As orders began to rise, they turned to an Asian manufacturer that could make the rings and pawls for less money using wire electrical discharge machining.
3-D metal parts are making headway in industry, especially when innovative designs can save time or money. Take, for example, the plastic chains of a bakery conveyor. They get clogged with crumbs and oil, and technicians must periodically shut down the line to replace them. Engineers tried cleaning the chains by shooting pressurized steam from a fixture above their track, but it took several passes and did not fully clean the links.
Industrial product designer Keith Handy used the flexibility of 3-D printing to redesign the system. Instead of putting the device above the chain, he built a tunnel-like part that the chain could pass through. As it did, 10 jets blasted it from different angles with 145 psi steam. Handy's first design removed 85 percent of the gunk. An improved redesign got it all.
The final part was less than 2 in. on a side. Handy integrated it into the line and has since sold the device to many bakeries.
“I did not have to worry about parting lines, assembly techniques, or post-finishing for this application,” he said. “In effect, I was designing something that was otherwise impossible to manufacture. It was like being back at college.”
The same type of innovation shows up in a micro-burner that can handle both gaseous and liquid fuels. While gaseous fuels mix easily with air before burning, combustors must pressurize and spray a fine mist of liquids into air before combustion.
Euro-K, a Berlin-based firm that develops small energy converters, created a burner that could do both. 3-D printing enabled Euro-K to optimize the burner's geometry to handle gaseous fuels and difficult-to-burn liquids like fusel oils, a byproduct of alcohol distillation, while reducing size.
Euro-K designed the new combustor for Bilfinger, which provides microturbines for factories and waste sites.
“We are able to guarantee our customers the freedom of choice in terms of fuel, and switching to other fuels after the plant has been purchased can be easily arranged,” said Frieder Neumann, Bilfinger's deputy head of micro-gas turbine development.
He also added that the technology is priced attractively.
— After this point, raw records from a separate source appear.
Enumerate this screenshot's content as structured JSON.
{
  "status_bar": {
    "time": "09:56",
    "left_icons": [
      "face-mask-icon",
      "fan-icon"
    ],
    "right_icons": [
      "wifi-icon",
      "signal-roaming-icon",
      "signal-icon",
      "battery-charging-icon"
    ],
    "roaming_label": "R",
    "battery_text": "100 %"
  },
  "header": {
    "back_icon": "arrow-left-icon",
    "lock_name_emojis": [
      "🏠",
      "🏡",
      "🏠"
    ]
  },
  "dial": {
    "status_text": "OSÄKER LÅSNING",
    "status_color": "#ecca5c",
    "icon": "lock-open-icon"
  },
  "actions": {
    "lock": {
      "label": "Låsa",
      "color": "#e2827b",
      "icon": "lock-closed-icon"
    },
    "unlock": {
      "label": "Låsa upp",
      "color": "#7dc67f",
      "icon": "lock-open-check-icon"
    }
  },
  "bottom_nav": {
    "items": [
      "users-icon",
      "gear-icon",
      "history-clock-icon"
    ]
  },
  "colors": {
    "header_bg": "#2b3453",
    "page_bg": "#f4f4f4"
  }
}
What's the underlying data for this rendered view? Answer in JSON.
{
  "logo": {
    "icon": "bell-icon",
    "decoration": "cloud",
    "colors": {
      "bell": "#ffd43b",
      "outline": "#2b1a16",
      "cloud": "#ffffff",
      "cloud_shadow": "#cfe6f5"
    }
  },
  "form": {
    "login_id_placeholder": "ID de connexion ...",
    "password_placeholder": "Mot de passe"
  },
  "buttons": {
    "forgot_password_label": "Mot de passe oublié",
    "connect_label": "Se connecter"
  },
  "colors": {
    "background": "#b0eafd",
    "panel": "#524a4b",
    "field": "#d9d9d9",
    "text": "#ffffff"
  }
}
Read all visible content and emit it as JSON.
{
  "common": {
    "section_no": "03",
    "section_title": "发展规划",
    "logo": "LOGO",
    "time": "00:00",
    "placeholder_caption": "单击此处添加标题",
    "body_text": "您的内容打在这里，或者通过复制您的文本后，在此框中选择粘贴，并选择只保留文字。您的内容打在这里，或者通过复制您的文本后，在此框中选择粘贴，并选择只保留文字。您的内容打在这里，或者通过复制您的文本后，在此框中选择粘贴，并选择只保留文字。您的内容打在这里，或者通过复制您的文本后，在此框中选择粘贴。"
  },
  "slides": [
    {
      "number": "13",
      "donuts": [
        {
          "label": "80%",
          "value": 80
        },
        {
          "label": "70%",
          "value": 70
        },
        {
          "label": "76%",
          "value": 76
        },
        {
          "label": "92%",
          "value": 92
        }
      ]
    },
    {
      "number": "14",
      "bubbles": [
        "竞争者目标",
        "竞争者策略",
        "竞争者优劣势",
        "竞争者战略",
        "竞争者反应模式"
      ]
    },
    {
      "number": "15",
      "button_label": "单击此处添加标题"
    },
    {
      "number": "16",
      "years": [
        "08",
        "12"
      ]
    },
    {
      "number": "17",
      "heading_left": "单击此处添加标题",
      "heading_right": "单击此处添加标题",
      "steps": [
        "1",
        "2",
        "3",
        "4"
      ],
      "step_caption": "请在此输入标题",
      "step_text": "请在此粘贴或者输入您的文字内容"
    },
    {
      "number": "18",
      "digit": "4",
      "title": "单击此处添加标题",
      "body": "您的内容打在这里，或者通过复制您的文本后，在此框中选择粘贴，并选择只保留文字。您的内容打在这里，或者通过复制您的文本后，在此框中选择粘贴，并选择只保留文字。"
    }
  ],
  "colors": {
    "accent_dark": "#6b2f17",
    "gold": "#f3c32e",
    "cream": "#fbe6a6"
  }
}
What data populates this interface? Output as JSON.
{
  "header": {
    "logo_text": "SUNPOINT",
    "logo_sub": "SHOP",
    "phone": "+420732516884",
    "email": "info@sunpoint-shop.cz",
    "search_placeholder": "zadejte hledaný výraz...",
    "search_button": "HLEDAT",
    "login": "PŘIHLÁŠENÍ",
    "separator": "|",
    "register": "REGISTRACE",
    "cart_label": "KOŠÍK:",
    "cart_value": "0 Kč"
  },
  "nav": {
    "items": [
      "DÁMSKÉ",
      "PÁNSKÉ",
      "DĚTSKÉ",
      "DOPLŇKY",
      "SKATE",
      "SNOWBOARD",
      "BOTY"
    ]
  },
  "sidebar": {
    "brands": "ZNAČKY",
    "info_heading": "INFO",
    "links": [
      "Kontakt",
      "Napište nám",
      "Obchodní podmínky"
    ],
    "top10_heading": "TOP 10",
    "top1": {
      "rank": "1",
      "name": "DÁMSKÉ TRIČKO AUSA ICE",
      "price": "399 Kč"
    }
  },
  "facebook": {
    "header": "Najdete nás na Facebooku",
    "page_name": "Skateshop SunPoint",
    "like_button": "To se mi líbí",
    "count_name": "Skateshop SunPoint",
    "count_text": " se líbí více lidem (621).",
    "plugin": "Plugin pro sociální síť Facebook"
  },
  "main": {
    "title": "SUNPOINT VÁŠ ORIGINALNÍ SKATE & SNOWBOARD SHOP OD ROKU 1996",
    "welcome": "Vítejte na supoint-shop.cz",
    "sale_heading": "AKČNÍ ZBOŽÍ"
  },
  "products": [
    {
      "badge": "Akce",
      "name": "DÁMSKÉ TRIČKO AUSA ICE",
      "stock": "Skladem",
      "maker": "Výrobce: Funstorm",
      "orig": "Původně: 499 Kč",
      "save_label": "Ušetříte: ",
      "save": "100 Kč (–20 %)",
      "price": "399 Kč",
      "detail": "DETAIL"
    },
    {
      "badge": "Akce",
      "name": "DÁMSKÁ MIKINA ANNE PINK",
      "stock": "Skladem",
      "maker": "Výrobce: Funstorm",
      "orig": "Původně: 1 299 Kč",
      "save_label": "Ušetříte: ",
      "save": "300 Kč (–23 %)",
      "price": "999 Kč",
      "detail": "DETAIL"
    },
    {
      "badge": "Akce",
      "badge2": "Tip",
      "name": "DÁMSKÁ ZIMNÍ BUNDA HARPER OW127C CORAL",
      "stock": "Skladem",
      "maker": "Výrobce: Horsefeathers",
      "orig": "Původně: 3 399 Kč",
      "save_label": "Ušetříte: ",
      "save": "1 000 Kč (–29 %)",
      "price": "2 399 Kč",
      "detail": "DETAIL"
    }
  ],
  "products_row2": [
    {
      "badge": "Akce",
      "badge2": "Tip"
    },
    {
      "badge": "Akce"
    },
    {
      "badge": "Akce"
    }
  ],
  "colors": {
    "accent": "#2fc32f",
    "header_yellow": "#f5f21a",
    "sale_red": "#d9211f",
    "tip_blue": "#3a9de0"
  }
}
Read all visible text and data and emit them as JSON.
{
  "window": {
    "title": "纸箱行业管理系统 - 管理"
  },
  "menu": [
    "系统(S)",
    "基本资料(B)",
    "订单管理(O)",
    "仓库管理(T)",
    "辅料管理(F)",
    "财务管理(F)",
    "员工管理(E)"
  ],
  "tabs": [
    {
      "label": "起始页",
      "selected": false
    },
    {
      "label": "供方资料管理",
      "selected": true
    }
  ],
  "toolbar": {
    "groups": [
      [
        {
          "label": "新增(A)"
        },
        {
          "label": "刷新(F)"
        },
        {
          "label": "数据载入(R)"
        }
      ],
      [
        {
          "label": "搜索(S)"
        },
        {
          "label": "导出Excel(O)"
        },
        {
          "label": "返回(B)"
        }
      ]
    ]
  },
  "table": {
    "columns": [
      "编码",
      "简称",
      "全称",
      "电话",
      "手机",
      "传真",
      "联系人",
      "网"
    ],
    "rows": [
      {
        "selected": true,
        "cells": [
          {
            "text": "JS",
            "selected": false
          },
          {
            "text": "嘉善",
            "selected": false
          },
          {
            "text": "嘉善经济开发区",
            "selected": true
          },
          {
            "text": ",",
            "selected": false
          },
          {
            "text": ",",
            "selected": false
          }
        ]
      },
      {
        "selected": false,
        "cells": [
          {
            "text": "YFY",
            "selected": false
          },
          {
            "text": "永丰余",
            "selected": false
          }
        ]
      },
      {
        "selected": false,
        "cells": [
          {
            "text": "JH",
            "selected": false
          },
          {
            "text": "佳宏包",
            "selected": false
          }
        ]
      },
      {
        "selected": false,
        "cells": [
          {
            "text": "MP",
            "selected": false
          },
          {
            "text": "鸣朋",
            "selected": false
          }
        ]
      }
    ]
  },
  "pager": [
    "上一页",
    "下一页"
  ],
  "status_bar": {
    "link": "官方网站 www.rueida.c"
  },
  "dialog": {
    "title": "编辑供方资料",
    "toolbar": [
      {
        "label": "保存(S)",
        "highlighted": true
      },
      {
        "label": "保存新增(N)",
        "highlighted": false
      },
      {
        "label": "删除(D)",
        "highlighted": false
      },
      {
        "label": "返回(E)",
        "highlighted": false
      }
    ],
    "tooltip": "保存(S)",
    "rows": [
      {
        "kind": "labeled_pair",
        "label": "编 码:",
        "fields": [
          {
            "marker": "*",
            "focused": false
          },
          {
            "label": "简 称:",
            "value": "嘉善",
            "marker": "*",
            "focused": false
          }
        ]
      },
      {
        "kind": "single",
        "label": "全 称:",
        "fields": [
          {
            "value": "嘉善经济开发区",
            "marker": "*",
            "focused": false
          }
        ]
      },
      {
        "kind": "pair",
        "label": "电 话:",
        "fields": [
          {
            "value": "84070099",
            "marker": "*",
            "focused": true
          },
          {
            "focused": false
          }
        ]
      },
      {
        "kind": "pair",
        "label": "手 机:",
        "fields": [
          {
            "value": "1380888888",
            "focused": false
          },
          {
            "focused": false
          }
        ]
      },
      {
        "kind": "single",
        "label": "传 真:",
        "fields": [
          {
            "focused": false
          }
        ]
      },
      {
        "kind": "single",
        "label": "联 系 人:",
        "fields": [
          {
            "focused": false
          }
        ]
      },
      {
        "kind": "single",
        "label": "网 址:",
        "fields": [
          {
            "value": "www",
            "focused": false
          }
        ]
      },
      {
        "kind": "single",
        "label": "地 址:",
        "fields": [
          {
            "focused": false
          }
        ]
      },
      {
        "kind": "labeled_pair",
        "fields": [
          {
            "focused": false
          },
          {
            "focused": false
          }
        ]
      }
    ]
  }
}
That is not always the case for 3-D printed parts. Clearly, many applications are simply uneconomical. Yet as Neumann's and Handy's experiences show, there are cases where innovative design unlocks a benefit that makes a larger product, in this case, a microturbine, more attractive.
That is going to be happening more and more often in the future. As new competitors enter the 3-D printing arena, systems will grow better, faster, and less expensive. And, most important of all, engineers will be standing by with lots of new and surprising ways to take advantage of 3-D metal technology.